ありがたくおねーさんから『瘴気除けのお守り』を受け取り、首からかける。
「あとはこれ。『ホテイ袋』はわかる?」
「あ、はい……大丈夫です」
ホテイ袋……。死体回収の人やテント売りさんが使ってた袋で、見た目よりもたくさん物が入る『宝具』だ。
「骸骨の『呪物』を入れるのに便利よ。いくら『瘴気除け』を身につけてても、直接持ち続けるのは良くないからね。これも持ってないなら、使ってね」
「ありがとうございますっ」
「他にも『正式な退魔師』として認定されたらいろいろと『特典』が受けられるけど、あなたは急がなきゃだし、そういう話はまた今度にして、あとは骸骨狩りについて最低限の説明だけするわね」
「はい。お願いします」
それから3分ほど、簡単な説明を受けた。
主に骸骨の倒し方──頭蓋骨と背骨を破壊すれば、『呪物』になるって事と、それ以外の換金できる『戦利品』についてだった。

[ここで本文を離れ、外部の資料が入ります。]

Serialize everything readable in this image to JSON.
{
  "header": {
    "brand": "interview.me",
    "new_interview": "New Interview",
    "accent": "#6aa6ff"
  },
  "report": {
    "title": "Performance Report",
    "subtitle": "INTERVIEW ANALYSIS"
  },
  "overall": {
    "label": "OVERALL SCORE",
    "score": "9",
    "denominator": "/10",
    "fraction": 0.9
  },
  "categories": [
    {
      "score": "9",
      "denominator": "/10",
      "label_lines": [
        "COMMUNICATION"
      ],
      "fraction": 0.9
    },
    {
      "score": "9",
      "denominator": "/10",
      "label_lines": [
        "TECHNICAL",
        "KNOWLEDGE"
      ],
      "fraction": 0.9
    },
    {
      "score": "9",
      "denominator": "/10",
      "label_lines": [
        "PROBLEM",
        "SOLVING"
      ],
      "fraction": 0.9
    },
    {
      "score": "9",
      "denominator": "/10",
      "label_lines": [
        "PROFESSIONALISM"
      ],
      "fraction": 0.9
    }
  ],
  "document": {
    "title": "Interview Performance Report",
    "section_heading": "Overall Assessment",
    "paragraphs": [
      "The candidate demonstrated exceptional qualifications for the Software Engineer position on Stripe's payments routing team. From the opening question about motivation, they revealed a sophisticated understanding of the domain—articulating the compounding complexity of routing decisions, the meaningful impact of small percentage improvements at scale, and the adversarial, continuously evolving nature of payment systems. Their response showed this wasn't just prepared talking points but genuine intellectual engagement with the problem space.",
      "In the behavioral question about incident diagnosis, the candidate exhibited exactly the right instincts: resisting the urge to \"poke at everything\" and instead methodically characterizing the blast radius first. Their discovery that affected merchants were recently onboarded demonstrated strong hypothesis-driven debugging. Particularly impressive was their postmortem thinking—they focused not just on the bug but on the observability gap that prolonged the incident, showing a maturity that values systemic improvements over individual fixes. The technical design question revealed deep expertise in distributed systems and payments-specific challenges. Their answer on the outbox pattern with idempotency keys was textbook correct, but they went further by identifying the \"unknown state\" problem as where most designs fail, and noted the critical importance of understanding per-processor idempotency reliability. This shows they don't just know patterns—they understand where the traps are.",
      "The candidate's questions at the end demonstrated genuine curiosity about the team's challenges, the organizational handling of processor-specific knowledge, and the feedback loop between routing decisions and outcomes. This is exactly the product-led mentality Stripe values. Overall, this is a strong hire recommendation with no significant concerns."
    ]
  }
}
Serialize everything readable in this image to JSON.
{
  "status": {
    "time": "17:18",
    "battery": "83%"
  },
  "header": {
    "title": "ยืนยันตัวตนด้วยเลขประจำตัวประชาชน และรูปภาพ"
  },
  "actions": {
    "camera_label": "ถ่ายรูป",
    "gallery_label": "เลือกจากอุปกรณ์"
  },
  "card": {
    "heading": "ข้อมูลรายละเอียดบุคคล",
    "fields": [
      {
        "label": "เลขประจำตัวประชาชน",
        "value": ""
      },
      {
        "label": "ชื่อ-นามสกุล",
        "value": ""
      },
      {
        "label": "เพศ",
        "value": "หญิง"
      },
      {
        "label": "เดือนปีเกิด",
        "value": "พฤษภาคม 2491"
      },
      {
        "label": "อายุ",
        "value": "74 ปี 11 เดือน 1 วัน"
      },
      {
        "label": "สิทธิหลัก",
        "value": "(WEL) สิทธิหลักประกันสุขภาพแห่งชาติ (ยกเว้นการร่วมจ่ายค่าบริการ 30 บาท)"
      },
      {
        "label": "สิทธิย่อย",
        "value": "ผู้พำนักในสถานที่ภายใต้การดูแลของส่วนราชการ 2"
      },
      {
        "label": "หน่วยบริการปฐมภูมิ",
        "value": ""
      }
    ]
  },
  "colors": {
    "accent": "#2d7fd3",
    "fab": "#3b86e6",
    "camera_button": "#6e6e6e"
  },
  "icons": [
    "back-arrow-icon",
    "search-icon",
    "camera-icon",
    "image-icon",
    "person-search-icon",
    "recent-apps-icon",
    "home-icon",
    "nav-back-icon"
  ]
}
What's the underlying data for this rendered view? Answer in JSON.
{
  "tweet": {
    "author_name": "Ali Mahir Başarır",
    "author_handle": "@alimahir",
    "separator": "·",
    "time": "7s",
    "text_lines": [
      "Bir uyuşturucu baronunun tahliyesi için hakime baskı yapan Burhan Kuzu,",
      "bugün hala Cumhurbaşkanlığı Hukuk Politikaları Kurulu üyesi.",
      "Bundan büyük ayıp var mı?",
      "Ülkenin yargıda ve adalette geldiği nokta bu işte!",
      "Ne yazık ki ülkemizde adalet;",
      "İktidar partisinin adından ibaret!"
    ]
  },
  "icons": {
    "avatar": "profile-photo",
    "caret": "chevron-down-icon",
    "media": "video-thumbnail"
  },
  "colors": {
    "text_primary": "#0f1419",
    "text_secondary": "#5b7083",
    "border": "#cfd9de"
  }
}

あとはまぁ、『新人は十人に一人は、亡くなるからね。それもみんな、チームで動いている人達の話だから、単独で入るキミは充分に気をつけるように』とか言われた。
「じゃ、表の大通りを右へまっすぐ行くと国の出入り口。さらにそのまま真っ直ぐ行けば『見習いの森』よ。いってらっしゃい。死なないようにね」
「はい!」
オレは出口へと向かう。
背後から声がかかる。
「お仲間さんは早く栄養さえとれば、きっと助かるわ。お金は貸してあげられなくて申し訳ないけど、がんばって。応援してるわ」
おねーさんが少し申し訳なさそうに言う。
なんか逆に申し訳ない。
「いえ、ありがとうございます!」
オレは頭を下げて換金所を出た。